This leads to advantages in that an increase in size of the
airframe is prevented and high-speed flight can be achieved.
BRIEF DESCRIPTION OF DRAWINGS
[0035] FIG. 1 is a side view for explaining the configuration of a
helicopter according to a first embodiment of the present
invention.
[0036] FIG. 2 is a front view for explaining the configuration of
the helicopter in FIG. 1, during high-speed flight.
[0037] FIG. 3 is a schematic view for explaining another example of
a propeller of the helicopter in FIG. 1.
[0038] FIG. 4 is a side view for explaining the configuration of a
helicopter according to a second embodiment of the present
invention.
[0039] FIG. 5 is a front view for explaining the configuration of
the helicopter in FIG. 4, during high-speed flight.
[0040] FIG. 6 is a partial enlarged view for explaining the
configuration of a rotary member in FIG. 4.
[0041] FIG. 7 is a front view for explaining the configuration of a
helicopter according to a third embodiment of the present
invention.
EXPLANATION OF REFERENCE SIGNS
[0042] 1, 101, 201: helicopter [0043] 2, 102: airframe [0044] 4:
main rotor [0045] 5: propeller supporting portion [0046] 6:
propeller [0047] 7, 107: vertical tail (tail) [0048] 10, 110, 210:
rotary member [0049] 11, 111, 211: boom member [0050] 105: fan
supporting portion (propeller supporting portion) [0051] 106:
ducted fan (propeller) [0052] 205: propeller supporting portion
(one propeller supporting portion and another propeller supporting
portion) [0053] 206: propeller (one propeller and another
propeller)
BEST MODE FOR CARRYING OUT THE INVENTION
First Embodiment
[0054] Referring to FIGS. 1 to 3, a helicopter according to a first
embodiment of the present invention will be described below.
[0055] FIG. 1 is a side view for explaining the configuration of a
helicopter according to this embodiment. FIG. 2 is a front view for
explaining the configuration of the helicopter in FIG. 1, during
high-speed flight.
[0056] A helicopter 1 of this embodiment is a helicopter that
prevents an increase in size of an airframe and an increase in
cabin noise, and also achieves high-speed flight.
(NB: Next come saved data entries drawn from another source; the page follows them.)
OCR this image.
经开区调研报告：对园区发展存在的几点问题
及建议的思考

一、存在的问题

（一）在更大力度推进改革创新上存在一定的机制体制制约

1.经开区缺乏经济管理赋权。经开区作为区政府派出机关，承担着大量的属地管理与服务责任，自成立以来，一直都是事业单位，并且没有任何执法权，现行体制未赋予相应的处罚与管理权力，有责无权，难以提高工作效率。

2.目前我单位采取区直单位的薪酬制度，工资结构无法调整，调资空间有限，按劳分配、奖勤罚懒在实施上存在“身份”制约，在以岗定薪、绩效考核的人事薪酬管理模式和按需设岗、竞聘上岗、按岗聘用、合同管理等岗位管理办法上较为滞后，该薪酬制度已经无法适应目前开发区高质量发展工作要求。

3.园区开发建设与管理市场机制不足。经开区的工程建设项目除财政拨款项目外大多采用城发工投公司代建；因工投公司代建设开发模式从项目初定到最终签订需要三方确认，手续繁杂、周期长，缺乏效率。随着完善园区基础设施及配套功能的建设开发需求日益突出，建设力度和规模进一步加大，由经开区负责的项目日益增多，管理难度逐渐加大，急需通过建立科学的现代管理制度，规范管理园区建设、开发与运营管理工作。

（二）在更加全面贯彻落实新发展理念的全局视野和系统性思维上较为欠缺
[0057] As shown in FIGS. 1 and 2, the helicopter 1 includes an
airframe 2 having a cabin or the like in which passengers sit, a
main rotor 4 that is rotationally driven by an engine 3 disposed in
the airframe 2, and a propeller 6 supported by a propeller
supporting portion 5 so as to be rotatable.
[0058] As mentioned above, the airframe 2 has the cabin and the
engine 3, and a vertical tail (tail) 7 extending substantially in
the vertical direction (top-bottom direction in FIG. 1) is provided
at a rear part of the airframe 2.
[0059] The vertical tail 7 controls the orientation in the yaw
direction of the helicopter 1 and creates a force that cancels out
the torque generated by the rotation of the main rotor 4, during,
for example, high-speed flight of the helicopter 1. Note that the
vertical tail 7 may employ any known configuration and is not
specifically limited.
[0060] The main rotor 4 creates a force acting in a direction
substantially perpendicular to the plane of rotation of the main
rotor 4, i.e., lift, by being rotationally driven by the engine 3.
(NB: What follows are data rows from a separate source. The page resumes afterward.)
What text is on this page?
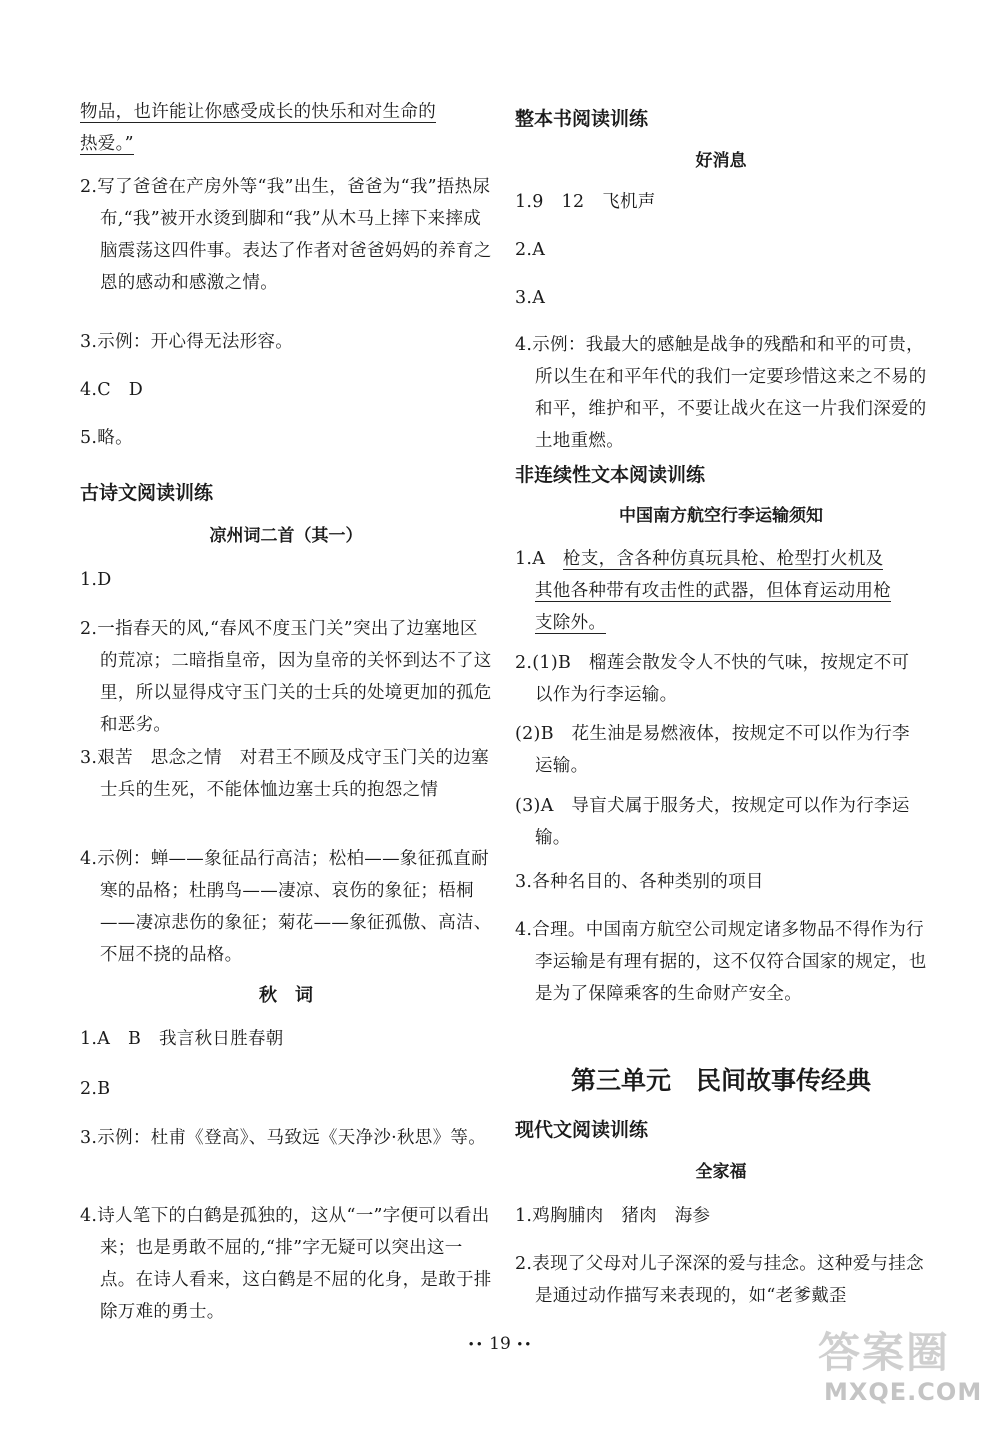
物品，也许能让你感受成长的快乐和对生命的

热爱。”

2.写了爸爸在产房外等“我”出生，爸爸为“我”捂热尿布,“我”被开水烫到脚和“我”从木马上摔下来摔成脑震荡这四件事。表达了作者对爸爸妈妈的养育之恩的感动和感激之情。

3.示例：开心得无法形容。

4.C　D

5.略。

古诗文阅读训练
凉州词二首（其一）

1.D

2.一指春天的风,“春风不度玉门关”突出了边塞地区的荒凉；二暗指皇帝，因为皇帝的关怀到达不了这里，所以显得戍守玉门关的士兵的处境更加的孤危和恶劣。

3.艰苦　思念之情　对君王不顾及戍守玉门关的边塞士兵的生死，不能体恤边塞士兵的抱怨之情

4.示例：蝉——象征品行高洁；松柏——象征孤直耐寒的品格；杜鹃鸟——凄凉、哀伤的象征；梧桐——凄凉悲伤的象征；菊花——象征孤傲、高洁、不屈不挠的品格。

秋　词

1.A　B　我言秋日胜春朝

2.B

3.示例：杜甫《登高》、马致远《天净沙·秋思》等。

4.诗人笔下的白鹤是孤独的，这从“一”字便可以看出来；也是勇敢不屈的,“排”字无疑可以突出这一点。在诗人看来，这白鹤是不屈的化身，是敢于排除万难的勇士。

整本书阅读训练
好消息

1.9　12　飞机声

2.A

3.A

4.示例：我最大的感触是战争的残酷和和平的可贵，所以生在和平年代的我们一定要珍惜这来之不易的和平，维护和平，不要让战火在这一片我们深爱的土地重燃。

非连续性文本阅读训练
中国南方航空行李运输须知

1.A　枪支，含各种仿真玩具枪、枪型打火机及

其他各种带有攻击性的武器，但体育运动用枪

支除外。

2.(1)B　榴莲会散发令人不快的气味，按规定不可以作为行李运输。

(2)B　花生油是易燃液体，按规定不可以作为行李运输。

(3)A　导盲犬属于服务犬，按规定可以作为行李运输。

3.各种名目的、各种类别的项目

4.合理。中国南方航空公司规定诸多物品不得作为行李运输是有理有据的，这不仅符合国家的规定，也是为了保障乘客的生命财产安全。

第三单元　民间故事传经典
现代文阅读训练
全家福

1.鸡胸脯肉　猪肉　海参

2.表现了父母对儿子深深的爱与挂念。这种爱与挂念是通过动作描写来表现的，如“老爹戴歪

•• 19 ••	答案圈
MXQE.COM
For example, when the plane of rotation of the main rotor 4 is
substantially horizontal, lift acting vertically upwards is
created. In contrast, when the plane of rotation of the main rotor
4 is tilted forward with respect to the helicopter 1 (left in FIG.
1), a force resolvable into thrust that drives the helicopter 1
forward and lift that acts vertically upwards is created.
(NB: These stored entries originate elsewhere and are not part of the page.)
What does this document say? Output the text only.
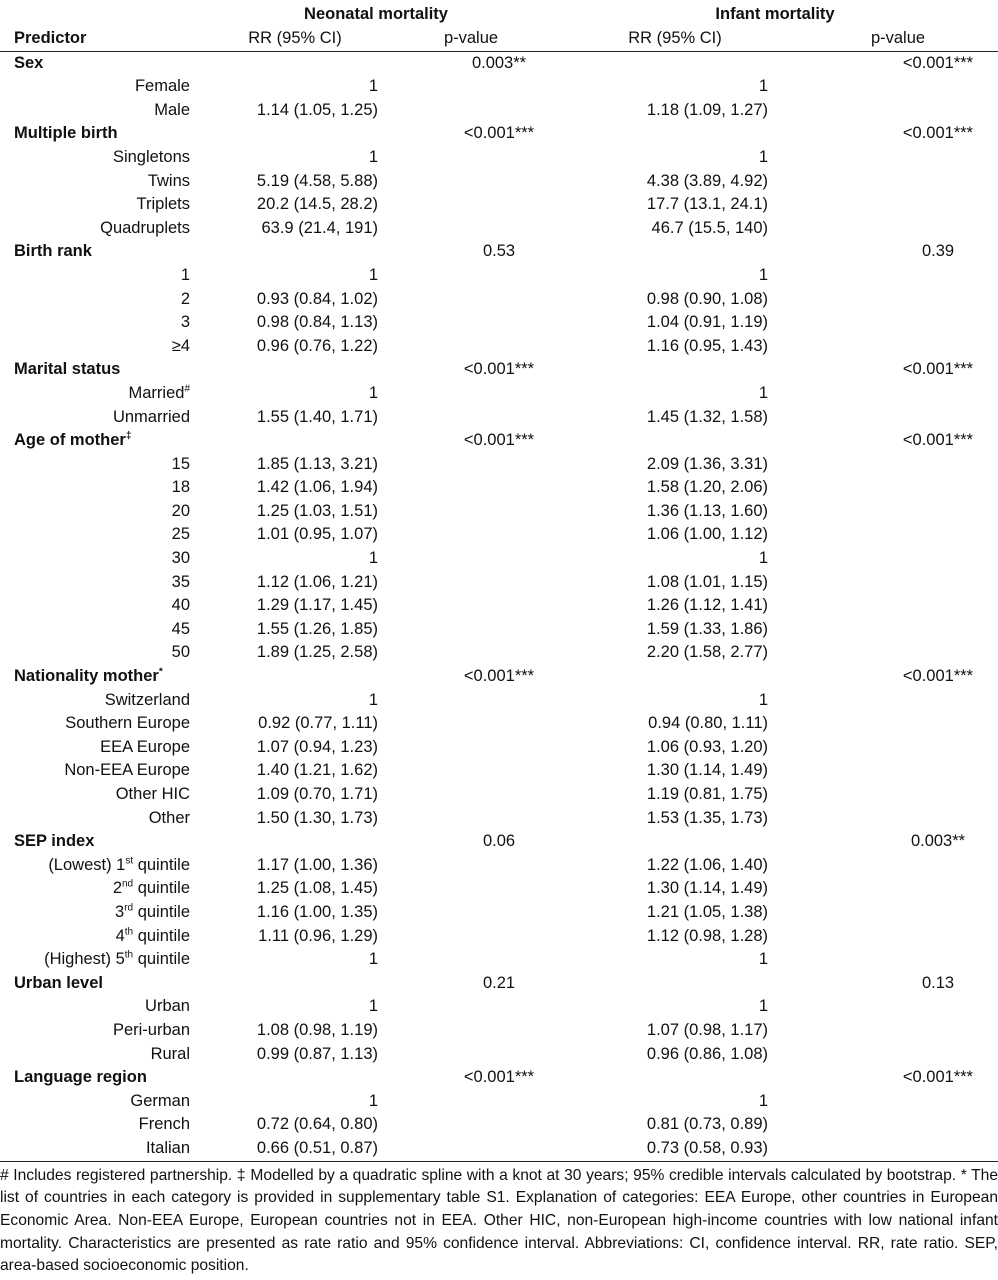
	Neonatal mortality		Infant mortality	
Predictor	RR (95% CI)	p-value	RR (95% CI)	p-value
Sex		0.003**		<0.001***
Female	1		1	
Male	1.14 (1.05, 1.25)		1.18 (1.09, 1.27)	
Multiple birth		<0.001***		<0.001***
Singletons	1		1	
Twins	5.19 (4.58, 5.88)		4.38 (3.89, 4.92)	
Triplets	20.2 (14.5, 28.2)		17.7 (13.1, 24.1)	
Quadruplets	63.9 (21.4, 191)		46.7 (15.5, 140)	
Birth rank		0.53		0.39
1	1		1	
2	0.93 (0.84, 1.02)		0.98 (0.90, 1.08)	
3	0.98 (0.84, 1.13)		1.04 (0.91, 1.19)	
≥4	0.96 (0.76, 1.22)		1.16 (0.95, 1.43)	
Marital status		<0.001***		<0.001***
Married#	1		1	
Unmarried	1.55 (1.40, 1.71)		1.45 (1.32, 1.58)	
Age of mother‡		<0.001***		<0.001***
15	1.85 (1.13, 3.21)		2.09 (1.36, 3.31)	
18	1.42 (1.06, 1.94)		1.58 (1.20, 2.06)	
20	1.25 (1.03, 1.51)		1.36 (1.13, 1.60)	
25	1.01 (0.95, 1.07)		1.06 (1.00, 1.12)	
30	1		1	
35	1.12 (1.06, 1.21)		1.08 (1.01, 1.15)	
40	1.29 (1.17, 1.45)		1.26 (1.12, 1.41)	
45	1.55 (1.26, 1.85)		1.59 (1.33, 1.86)	
50	1.89 (1.25, 2.58)		2.20 (1.58, 2.77)	
Nationality mother*		<0.001***		<0.001***
Switzerland	1		1	
Southern Europe	0.92 (0.77, 1.11)		0.94 (0.80, 1.11)	
EEA Europe	1.07 (0.94, 1.23)		1.06 (0.93, 1.20)	
Non-EEA Europe	1.40 (1.21, 1.62)		1.30 (1.14, 1.49)	
Other HIC	1.09 (0.70, 1.71)		1.19 (0.81, 1.75)	
Other	1.50 (1.30, 1.73)		1.53 (1.35, 1.73)	
SEP index		0.06		0.003**
(Lowest) 1st quintile	1.17 (1.00, 1.36)		1.22 (1.06, 1.40)	
2nd quintile	1.25 (1.08, 1.45)		1.30 (1.14, 1.49)	
3rd quintile	1.16 (1.00, 1.35)		1.21 (1.05, 1.38)	
4th quintile	1.11 (0.96, 1.29)		1.12 (0.98, 1.28)	
(Highest) 5th quintile	1		1	
Urban level		0.21		0.13
Urban	1		1	
Peri-urban	1.08 (0.98, 1.19)		1.07 (0.98, 1.17)	
Rural	0.99 (0.87, 1.13)		0.96 (0.86, 1.08)	
Language region		<0.001***		<0.001***
German	1		1	
French	0.72 (0.64, 0.80)		0.81 (0.73, 0.89)	
Italian	0.66 (0.51, 0.87)		0.73 (0.58, 0.93)	

# Includes registered partnership. ‡ Modelled by a quadratic spline with a knot at 30 years; 95% credible intervals calculated by bootstrap. * The list of countries in each category is provided in supplementary table S1. Explanation of categories: EEA Europe, other countries in European Economic Area. Non-EEA Europe, European countries not in EEA. Other HIC, non-European high-income countries with low national infant mortality. Characteristics are presented as rate ratio and 95% confidence interval. Abbreviations: CI, confidence interval. RR, rate ratio. SEP, area-based socioeconomic position.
[0061] The main rotor 4 includes a rotation shaft 8, to which a
rotational driving force from the engine 3 is transmitted, and a
plurality of rotor blades 9 attached to the rotation shaft 8 to be
rotationally driven.
[0062] The rotation shaft 8 is a column-shaped member extending
substantially in the vertical direction, which is attached to the
engine 3 at one end so as to be able to transmit the rotational
driving force and is attached to the main rotor 4 at the other end.
A rotary member 10 of a propeller supporting portion 5 (described
below) is attached to the rotation shaft 8, at a position between
the engine 3 and the main rotor 4.
[0063] The propeller supporting portion 5 supports the propeller 6
so as to be rotatable, transmits the rotational driving force to
the propeller 6, and supports the propeller 6 so as to be movable
between positions behind and at the side of the airframe 2.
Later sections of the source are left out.